Professor Zhang Mingsha's Research Group From the Faculty of Psychology and Their Collaborating Team Published an Article in Science
On April 4, Zhang Mingsha's team from the State Key Laboratory of Cognitive Neuroscience and Learning, Faculty of Psychology, Beijing Normal University, and IDG/ McGovern Institute for Brain Research collaborated with Zhao Hulin's team from Department of Neurosurgery, Chinese PLA General Hospital, and Li Xiaoli's team from Beijing Normal University published a research paper titled "Human high-order thalamic nuclei gate conscious perception through the thalamofrontal loop" in Science.
The paper was reported in the news section of Nature. In the report, Christopher Whyte, a systems neuroscientist at the University of Sydney in Australia , said that this is the first time that such simultaneous recordings have been made in people doing a task that is relevant to consciousness science.The work "is really pretty remarkable", he says, because it allowed the team to look at how the timing of neural activity in different regions varied. Liad Mudrik, a neuroscientist at Tel Aviv University in Israel, said that the latest study is “one of the most elaborate and extensive investigations of the role of the thalamus in consciousness”.
The paper was reported in the news section of Nature (Click to view)
The abstract of the paper is as follows:
Human high-order thalamic nuclei activity is known to closely correlate with conscious states. However, it is not clear how those thalamic nuclei and thalamocortical interactions directly contribute to the transient process of human conscious perception. We simultaneously recorded stereoelectroencephalography data from the thalamic nuclei and prefrontal cortex (PFC), while patients with implanted electrodes performed a visual consciousness task. Compared with the ventral nuclei and PFC, the intralaminar and medial nuclei presented earlier and stronger consciousness-related activity. Transient thalamofrontal neural synchrony and cross-frequency coupling were both driven by the θ phase of the intralaminar and medial nuclei during conscious perception. The intralaminar and medial thalamic nuclei thus play a gate role to drive the activity of the PFC during the emergence of conscious perception.

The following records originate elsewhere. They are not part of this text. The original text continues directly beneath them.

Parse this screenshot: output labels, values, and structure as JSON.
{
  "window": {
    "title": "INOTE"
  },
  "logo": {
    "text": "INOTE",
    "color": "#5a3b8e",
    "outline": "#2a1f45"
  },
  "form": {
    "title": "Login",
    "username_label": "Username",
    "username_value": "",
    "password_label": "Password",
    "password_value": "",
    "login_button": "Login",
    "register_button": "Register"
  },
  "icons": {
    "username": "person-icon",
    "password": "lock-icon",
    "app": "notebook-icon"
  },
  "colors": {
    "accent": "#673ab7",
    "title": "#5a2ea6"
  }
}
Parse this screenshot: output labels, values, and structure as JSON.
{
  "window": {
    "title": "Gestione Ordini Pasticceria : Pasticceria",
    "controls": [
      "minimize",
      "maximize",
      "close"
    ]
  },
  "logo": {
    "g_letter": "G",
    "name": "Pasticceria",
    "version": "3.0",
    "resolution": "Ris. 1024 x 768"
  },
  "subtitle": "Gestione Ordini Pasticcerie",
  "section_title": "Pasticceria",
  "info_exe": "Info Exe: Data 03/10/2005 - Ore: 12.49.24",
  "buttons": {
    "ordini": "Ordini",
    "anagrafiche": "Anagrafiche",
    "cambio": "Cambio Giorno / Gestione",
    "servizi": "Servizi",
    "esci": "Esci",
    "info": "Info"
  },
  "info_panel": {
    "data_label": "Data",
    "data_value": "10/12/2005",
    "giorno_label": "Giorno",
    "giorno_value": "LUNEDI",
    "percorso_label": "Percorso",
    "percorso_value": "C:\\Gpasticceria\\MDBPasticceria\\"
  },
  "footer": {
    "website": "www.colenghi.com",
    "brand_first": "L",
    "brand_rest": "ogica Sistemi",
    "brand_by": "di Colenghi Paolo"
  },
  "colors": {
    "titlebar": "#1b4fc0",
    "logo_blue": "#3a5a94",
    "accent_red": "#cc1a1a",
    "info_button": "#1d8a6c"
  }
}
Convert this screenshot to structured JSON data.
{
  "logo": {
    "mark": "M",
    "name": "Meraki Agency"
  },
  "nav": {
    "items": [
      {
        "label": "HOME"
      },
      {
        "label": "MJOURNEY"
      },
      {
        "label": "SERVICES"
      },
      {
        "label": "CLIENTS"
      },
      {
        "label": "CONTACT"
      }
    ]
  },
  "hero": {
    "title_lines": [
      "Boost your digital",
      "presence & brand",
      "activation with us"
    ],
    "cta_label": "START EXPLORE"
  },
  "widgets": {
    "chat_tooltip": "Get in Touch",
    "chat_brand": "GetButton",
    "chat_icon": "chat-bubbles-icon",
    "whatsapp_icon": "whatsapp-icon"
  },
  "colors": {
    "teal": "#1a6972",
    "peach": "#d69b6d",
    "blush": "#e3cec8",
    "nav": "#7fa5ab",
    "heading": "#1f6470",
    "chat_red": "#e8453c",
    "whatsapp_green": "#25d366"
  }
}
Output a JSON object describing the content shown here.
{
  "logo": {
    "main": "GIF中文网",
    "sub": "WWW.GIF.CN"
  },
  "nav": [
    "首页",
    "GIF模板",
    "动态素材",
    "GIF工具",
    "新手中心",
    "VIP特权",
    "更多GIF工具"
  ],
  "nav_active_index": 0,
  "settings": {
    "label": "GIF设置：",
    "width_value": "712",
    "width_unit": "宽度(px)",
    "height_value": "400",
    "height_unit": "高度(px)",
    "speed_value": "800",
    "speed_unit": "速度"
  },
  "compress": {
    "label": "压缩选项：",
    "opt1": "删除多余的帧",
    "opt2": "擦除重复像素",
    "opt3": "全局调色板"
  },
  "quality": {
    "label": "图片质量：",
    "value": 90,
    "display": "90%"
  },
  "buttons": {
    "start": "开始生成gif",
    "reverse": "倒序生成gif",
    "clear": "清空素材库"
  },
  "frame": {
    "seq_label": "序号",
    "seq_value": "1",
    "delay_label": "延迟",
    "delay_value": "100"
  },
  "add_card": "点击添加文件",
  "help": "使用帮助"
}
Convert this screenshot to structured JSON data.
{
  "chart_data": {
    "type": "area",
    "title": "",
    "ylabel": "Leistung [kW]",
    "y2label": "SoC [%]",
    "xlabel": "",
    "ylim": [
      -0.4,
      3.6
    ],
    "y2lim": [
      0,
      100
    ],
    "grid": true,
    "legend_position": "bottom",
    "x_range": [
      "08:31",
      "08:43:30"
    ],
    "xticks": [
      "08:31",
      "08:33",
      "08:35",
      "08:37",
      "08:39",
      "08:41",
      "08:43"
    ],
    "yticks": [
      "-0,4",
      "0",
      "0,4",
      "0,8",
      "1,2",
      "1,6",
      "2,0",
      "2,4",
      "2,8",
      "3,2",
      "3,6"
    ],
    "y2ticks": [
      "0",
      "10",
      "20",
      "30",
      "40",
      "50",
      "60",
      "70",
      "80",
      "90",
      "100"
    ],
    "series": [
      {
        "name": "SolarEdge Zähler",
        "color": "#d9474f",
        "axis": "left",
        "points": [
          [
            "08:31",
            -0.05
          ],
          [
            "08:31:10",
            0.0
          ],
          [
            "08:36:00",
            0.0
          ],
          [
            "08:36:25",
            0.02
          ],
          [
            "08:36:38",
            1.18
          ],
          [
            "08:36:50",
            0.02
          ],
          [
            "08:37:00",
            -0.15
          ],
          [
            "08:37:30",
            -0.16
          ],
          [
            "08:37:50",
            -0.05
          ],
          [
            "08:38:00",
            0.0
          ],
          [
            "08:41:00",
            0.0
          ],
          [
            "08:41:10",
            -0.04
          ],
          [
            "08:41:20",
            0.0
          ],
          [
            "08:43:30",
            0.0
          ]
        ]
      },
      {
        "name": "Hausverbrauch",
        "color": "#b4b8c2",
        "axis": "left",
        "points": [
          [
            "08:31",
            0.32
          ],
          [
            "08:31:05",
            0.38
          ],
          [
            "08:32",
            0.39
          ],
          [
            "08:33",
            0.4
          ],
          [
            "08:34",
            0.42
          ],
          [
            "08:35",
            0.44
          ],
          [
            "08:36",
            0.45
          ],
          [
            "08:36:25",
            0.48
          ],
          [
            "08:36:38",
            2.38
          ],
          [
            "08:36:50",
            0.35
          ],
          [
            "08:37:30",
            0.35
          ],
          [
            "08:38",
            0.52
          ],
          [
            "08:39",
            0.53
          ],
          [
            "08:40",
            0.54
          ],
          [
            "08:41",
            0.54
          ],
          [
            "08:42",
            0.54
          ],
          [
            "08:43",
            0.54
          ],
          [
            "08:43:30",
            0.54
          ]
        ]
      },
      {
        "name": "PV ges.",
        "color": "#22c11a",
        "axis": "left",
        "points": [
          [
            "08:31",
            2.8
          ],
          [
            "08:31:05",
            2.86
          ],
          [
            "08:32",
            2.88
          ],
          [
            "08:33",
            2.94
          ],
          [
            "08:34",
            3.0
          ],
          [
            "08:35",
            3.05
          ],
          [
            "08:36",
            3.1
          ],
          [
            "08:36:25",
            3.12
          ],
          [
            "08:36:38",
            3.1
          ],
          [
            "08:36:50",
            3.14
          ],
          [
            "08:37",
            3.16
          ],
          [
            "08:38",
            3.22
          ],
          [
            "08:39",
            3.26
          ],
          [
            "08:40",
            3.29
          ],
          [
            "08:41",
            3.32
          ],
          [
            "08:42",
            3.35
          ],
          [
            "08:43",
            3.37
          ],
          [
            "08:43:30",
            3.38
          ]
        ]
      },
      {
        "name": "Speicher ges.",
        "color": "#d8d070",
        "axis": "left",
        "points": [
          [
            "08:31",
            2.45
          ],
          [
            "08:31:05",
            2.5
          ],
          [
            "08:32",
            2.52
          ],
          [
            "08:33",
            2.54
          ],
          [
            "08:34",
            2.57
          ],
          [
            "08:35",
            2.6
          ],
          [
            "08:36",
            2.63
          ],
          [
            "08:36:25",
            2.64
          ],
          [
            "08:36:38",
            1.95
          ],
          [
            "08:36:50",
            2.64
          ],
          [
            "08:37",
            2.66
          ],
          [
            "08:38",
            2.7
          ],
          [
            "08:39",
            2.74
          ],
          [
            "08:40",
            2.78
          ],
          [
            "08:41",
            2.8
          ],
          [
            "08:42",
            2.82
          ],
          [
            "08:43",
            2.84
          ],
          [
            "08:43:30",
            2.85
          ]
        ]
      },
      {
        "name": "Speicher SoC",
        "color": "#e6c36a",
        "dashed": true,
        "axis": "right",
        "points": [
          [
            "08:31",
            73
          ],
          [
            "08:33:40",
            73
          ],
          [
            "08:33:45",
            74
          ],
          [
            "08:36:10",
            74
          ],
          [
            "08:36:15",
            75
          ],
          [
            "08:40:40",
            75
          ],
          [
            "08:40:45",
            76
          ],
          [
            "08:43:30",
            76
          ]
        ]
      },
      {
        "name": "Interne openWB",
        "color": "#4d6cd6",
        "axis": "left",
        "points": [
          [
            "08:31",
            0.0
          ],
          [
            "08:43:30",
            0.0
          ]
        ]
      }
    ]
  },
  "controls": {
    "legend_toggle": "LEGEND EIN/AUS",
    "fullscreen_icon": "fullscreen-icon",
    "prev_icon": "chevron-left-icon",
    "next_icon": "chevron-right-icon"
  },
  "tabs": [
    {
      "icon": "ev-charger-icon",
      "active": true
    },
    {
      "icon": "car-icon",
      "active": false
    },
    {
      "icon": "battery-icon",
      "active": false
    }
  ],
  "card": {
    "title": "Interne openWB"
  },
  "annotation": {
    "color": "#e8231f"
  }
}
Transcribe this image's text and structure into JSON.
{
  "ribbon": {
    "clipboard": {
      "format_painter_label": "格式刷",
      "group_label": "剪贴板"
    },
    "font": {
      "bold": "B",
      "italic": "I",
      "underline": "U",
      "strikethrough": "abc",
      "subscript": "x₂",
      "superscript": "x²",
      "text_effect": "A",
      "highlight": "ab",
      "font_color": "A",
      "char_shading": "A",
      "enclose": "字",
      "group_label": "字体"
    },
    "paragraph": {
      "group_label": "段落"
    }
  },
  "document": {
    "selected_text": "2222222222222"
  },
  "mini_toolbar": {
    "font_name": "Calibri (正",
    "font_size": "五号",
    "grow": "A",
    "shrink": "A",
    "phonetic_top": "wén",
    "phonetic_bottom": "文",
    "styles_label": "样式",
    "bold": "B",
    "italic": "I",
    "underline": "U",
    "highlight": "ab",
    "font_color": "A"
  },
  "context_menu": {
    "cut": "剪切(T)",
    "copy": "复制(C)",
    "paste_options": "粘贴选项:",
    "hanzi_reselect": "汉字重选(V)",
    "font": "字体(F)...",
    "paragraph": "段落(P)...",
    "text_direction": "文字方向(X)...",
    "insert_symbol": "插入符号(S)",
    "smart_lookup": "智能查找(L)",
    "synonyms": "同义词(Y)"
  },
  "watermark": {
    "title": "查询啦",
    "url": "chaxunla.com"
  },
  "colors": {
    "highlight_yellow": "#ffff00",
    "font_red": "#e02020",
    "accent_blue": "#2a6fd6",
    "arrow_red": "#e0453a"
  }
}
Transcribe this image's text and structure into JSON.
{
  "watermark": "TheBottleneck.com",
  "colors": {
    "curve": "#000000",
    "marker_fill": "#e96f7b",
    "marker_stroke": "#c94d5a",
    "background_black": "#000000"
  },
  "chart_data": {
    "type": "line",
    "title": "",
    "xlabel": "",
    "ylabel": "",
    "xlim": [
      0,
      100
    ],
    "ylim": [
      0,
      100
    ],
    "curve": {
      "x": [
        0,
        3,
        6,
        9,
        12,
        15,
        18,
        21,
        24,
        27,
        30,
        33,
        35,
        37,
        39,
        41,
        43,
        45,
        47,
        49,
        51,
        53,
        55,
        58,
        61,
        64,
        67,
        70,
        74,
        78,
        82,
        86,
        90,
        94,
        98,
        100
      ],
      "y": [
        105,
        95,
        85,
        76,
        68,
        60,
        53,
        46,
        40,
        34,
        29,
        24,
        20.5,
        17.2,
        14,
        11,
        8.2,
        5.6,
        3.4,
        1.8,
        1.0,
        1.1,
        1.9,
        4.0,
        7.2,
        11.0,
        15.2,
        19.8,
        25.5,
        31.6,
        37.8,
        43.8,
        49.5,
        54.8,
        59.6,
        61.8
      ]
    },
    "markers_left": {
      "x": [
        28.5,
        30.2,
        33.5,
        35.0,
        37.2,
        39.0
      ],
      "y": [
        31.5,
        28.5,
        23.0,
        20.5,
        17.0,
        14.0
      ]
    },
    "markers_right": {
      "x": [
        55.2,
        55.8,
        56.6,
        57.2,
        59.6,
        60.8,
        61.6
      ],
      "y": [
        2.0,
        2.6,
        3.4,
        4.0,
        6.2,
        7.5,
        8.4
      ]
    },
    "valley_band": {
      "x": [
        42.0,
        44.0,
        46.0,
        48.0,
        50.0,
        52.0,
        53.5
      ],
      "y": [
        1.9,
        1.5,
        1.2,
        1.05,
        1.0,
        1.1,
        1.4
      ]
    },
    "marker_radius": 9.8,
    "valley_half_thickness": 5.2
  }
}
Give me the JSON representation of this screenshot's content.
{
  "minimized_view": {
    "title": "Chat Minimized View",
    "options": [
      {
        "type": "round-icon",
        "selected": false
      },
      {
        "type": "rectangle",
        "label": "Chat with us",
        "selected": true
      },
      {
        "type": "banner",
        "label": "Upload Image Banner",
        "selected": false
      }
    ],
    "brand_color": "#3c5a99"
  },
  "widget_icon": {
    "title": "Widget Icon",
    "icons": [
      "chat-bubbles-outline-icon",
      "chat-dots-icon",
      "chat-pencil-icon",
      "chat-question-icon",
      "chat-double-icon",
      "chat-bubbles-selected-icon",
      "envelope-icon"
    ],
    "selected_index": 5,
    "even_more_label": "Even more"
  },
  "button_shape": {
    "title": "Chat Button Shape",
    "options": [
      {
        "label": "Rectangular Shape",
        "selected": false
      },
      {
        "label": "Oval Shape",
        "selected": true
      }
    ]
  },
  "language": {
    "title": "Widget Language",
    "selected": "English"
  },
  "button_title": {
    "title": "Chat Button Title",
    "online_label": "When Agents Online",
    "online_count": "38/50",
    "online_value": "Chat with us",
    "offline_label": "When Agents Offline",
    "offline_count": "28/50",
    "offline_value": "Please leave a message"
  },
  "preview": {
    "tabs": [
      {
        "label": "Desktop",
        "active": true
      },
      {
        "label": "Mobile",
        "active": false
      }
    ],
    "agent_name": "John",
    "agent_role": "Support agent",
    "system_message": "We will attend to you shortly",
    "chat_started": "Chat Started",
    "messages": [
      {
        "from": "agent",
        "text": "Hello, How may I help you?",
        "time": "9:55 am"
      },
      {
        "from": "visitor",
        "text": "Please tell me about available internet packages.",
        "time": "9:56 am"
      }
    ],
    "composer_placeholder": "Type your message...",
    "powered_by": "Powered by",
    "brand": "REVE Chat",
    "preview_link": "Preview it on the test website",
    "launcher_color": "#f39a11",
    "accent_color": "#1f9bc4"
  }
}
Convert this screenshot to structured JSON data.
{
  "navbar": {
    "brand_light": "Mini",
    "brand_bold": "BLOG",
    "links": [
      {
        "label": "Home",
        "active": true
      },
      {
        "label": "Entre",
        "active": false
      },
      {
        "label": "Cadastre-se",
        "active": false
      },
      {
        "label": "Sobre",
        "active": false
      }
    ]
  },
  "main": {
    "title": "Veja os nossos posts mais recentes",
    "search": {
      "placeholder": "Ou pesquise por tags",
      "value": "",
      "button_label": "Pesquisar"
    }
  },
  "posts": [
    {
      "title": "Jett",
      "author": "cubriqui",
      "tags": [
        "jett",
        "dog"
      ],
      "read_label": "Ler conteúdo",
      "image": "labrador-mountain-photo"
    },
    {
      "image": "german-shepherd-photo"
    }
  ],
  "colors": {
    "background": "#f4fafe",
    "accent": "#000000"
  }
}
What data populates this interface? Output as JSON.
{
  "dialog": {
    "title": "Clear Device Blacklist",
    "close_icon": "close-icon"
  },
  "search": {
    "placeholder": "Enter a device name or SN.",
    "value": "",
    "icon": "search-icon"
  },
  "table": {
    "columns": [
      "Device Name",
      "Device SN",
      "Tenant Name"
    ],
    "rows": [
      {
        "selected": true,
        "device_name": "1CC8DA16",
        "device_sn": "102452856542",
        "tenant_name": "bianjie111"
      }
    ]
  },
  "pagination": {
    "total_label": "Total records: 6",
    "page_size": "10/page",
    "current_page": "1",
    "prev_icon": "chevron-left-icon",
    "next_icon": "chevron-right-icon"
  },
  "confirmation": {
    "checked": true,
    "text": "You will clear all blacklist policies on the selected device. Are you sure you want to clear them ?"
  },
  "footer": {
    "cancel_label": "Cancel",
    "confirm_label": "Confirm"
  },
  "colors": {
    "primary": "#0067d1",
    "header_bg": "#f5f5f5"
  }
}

Full text link: https://doi.org/10.1126/science.adr3675
Previous related work of the research group:
[1] Fang, Z., et al. (2024). "The involvement of the human prefrontal cortex in the emergence of visual awareness." eLife 12: RP89076.
[2] Fang, Z., et al. (2024). "Intracranial neural representation of phenomenal and access consciousness in the human brain." NeuroImage 297: 120699.